Montgomery's Brigade
Col James Montgomery
35th United States Colored Troops: LtCol William N. Reed
54th Mass. Infantry (colored): Col Edward N. Hallowell


Cavalry Brigade
Col. Guy V. Henry
40th Massachusetts Mounted Infantry: Col G.V. Henry
Independent Mass. Cavalry Battn: Maj. Atherton H. Stevens Jr.
Battery B, First U.S. Artillery (4 pieces): Capt Samuel S. Elder


Artillery
Capt John Hamilton
Battery E, Third U.S. (6 pieces): Capt John Hamilton
Battery M, First U.S. (6 pieces): Capt Loomis L. Langdon
Battery C, 3rd Rhode Island Heavy: Lt Henry H. Metcalf

Detached
1st Engineer Regt, NYSV, Maj. Place--Companies A, C, & I between Jacksonville and Baldwin, Company G at Barber's; Detachment of Co. E, Capt. Sears, at Fort Clinch. (www.history-buff.org/1ny.htm)


Confederate Forces

Brig. Gen. Joseph Finnegan

Colquitt's Brigade
Brig. Gen. Alfred H. Colquitt
6th Florida Battalion: Maj Pickens Bird
6th Georgia: LtCol John T. Lofton
19th Georgia: Col James H. Neal
23rd Georgia: LtCol James H. Huggins
27th Georgia: Col Charles T. Zachry
28th Georgia: Capt Crawford (Col. Tully Graybill)
Chatham Artillery (Georgia): Capt John F. Wheaton (4 pieces)
Gamble's (Leon Light) Artillery (Florida): Capt Robert H. Gamble


Harrison's Brigade
Col George P. Harrison
1st Florida Battalion: LtCol C.F. Hopkins
32nd Georgia: Maj W.T. Holland (Col. G.P. Harrison)
64th Georgia: Capt C.S. Jenkins (Col. J.W. Evans)
1st Georgia Regular: Capt H.A. Cannon
28th Georgia Artillery Battalion
2nd Florida Battalion
Abell's Artillery (Florida) (Serving as infantry)
Guerard's Battery (Georgia): Cpt John M. Guerard (4 pieces)


Smith's Cavalry Brigade
Col Caraway Smith
4th Georgia Cavalry: Col Duncan L. Clinch
2nd Florida Cavalry: LtCol A.H. McCormick (Col. Caraway Smith)
5th Florida Cavalry Battalion: Maj G.W. Scott

 

---Susan Bradford Eppes, of Tallahassee, Florida, writes in her diary of the anxiety there, and of the movement of troops:

February 20th, 1864.—Two more Georgia regiments passed through today en route for Lake City. I am afraid that means a fight. God help us.
 

---A newspaper in Mobile, Alabama, prints a story about a woman in Yankee uniform captured amongst other Yankee prisoners:
MOBILE REGISTER AND ADVERTISER, February 20, 1864, p. 1, c. 7
A Yankee Amazon.—Ninety Yankee prisoners, part of them wounded, reached Dalton from Alabama on the 14th inst.

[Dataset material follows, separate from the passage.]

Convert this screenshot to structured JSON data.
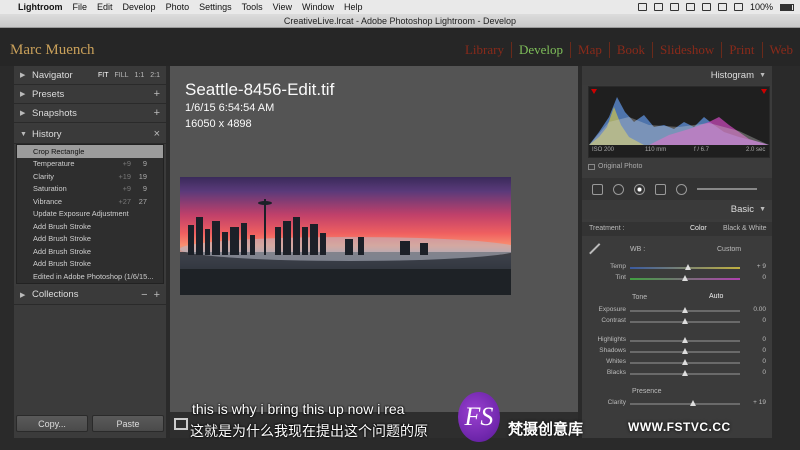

One of the prisoners (says the Huntsville Confederate) is a woman, disguised in masculine habiliments, and moving on crutches. She belongs to the 19th Illinois, noted for its barbarities, and claims to have been wounded at Florence, Ala., but her companions, who call her Frank, say that a dog bit her in the calf of the leg.
 

—An editorial in Harper’s Weekly, published on this date, discusses the Democrats in Congress and their lack of support for the war:

THERE are several members of Congress who please themselves by asserting that they constitute a healthy constitutional opposition to the Government, and who insist that it is wrong to call them unpatriotic, merely because they do not approve the method and policy of the Administration in conducting the war. They protest that the Administration is not the Government, and that they may censure all its acts without being justly liable to be called traitors.

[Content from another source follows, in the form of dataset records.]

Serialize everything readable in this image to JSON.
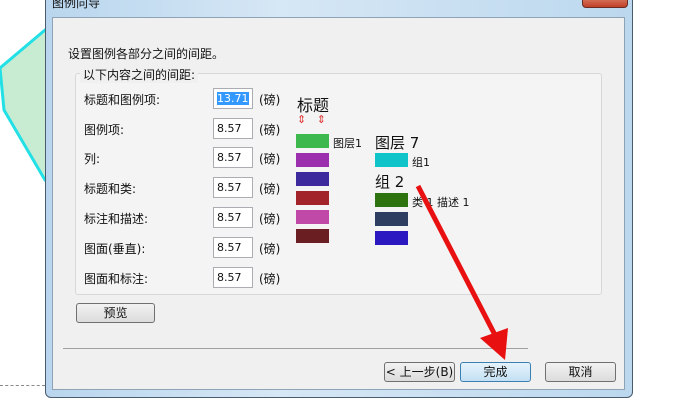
{
  "window": {
    "title": "图例向导"
  },
  "instruction": "设置图例各部分之间的间距。",
  "group_label": "以下内容之间的间距:",
  "unit": "(磅)",
  "fields": [
    {
      "label": "标题和图例项:",
      "value": "13.71"
    },
    {
      "label": "图例项:",
      "value": "8.57"
    },
    {
      "label": "列:",
      "value": "8.57"
    },
    {
      "label": "标题和类:",
      "value": "8.57"
    },
    {
      "label": "标注和描述:",
      "value": "8.57"
    },
    {
      "label": "图面(垂直):",
      "value": "8.57"
    },
    {
      "label": "图面和标注:",
      "value": "8.57"
    }
  ],
  "preview": {
    "title": "标题",
    "layer1": "图层1",
    "layer7": "图层 7",
    "group1": "组1",
    "group2": "组 2",
    "class_desc": "类 1 描述 1",
    "col1_colors": [
      "#3cb84c",
      "#9b2fae",
      "#3d2a9c",
      "#a3232b",
      "#c049a8",
      "#6a1e22"
    ],
    "col2_colors": [
      "#0fc4c8",
      "#2f7310",
      "#2d3e60",
      "#2b18c0"
    ]
  },
  "buttons": {
    "preview": "预览",
    "back": "< 上一步(B)",
    "finish": "完成",
    "cancel": "取消"
  }
}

The reply to this specious strain is very simple. The Government of the United States is defending its existence against an able and desperate rebellion. The Constitution confers upon that Government every power whatever which is necessary to its maintenance. It may, in the last extremity, wage war, and whatever is lawful in war is lawful for that Government. That extremity is now reached, and we are at war; consequently no measure of legitimate warfare can be censured as unconstitutional. . . .

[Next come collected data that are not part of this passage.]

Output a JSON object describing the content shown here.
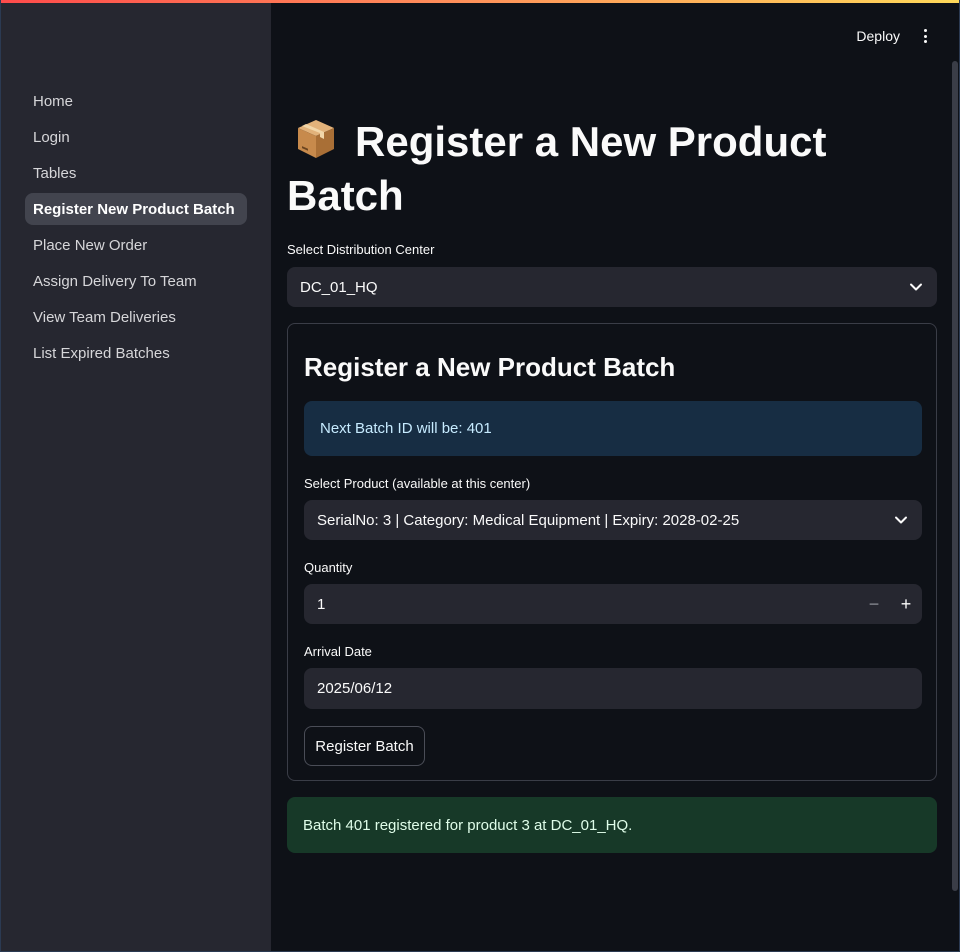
{
  "sidebar": {
    "items": [
      {
        "label": "Home"
      },
      {
        "label": "Login"
      },
      {
        "label": "Tables"
      },
      {
        "label": "Register New Product Batch",
        "active": true
      },
      {
        "label": "Place New Order"
      },
      {
        "label": "Assign Delivery To Team"
      },
      {
        "label": "View Team Deliveries"
      },
      {
        "label": "List Expired Batches"
      }
    ]
  },
  "header": {
    "deploy_label": "Deploy",
    "menu_icon": "vertical-ellipsis-icon"
  },
  "page": {
    "title_icon": "package-icon",
    "title": "Register a New Product Batch"
  },
  "distribution_center": {
    "label": "Select Distribution Center",
    "selected": "DC_01_HQ"
  },
  "form": {
    "title": "Register a New Product Batch",
    "info": "Next Batch ID will be: 401",
    "product": {
      "label": "Select Product (available at this center)",
      "selected": "SerialNo: 3 | Category: Medical Equipment | Expiry: 2028-02-25"
    },
    "quantity": {
      "label": "Quantity",
      "value": "1",
      "decrement": "−",
      "increment": "+"
    },
    "arrival_date": {
      "label": "Arrival Date",
      "value": "2025/06/12"
    },
    "submit_label": "Register Batch"
  },
  "success_message": "Batch 401 registered for product 3 at DC_01_HQ.",
  "colors": {
    "sidebar_bg": "#262730",
    "main_bg": "#0e1117",
    "info_bg": "#172d43",
    "success_bg": "#173928",
    "accent": "#ff4b4b"
  }
}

Now to oppose the war, under whatever pretext, is to favor the rebellion, and compass the overthrow of the Government. Is, then, encouragement to the rebellion a legitimate constitutional opposition? . . . Their course leads of necessity, if they can persuade the country that the war is wrong, to a counter-revolution and the success of rebellion. Do they suppose that to be a sound and healthy opposition to the conduct of the war?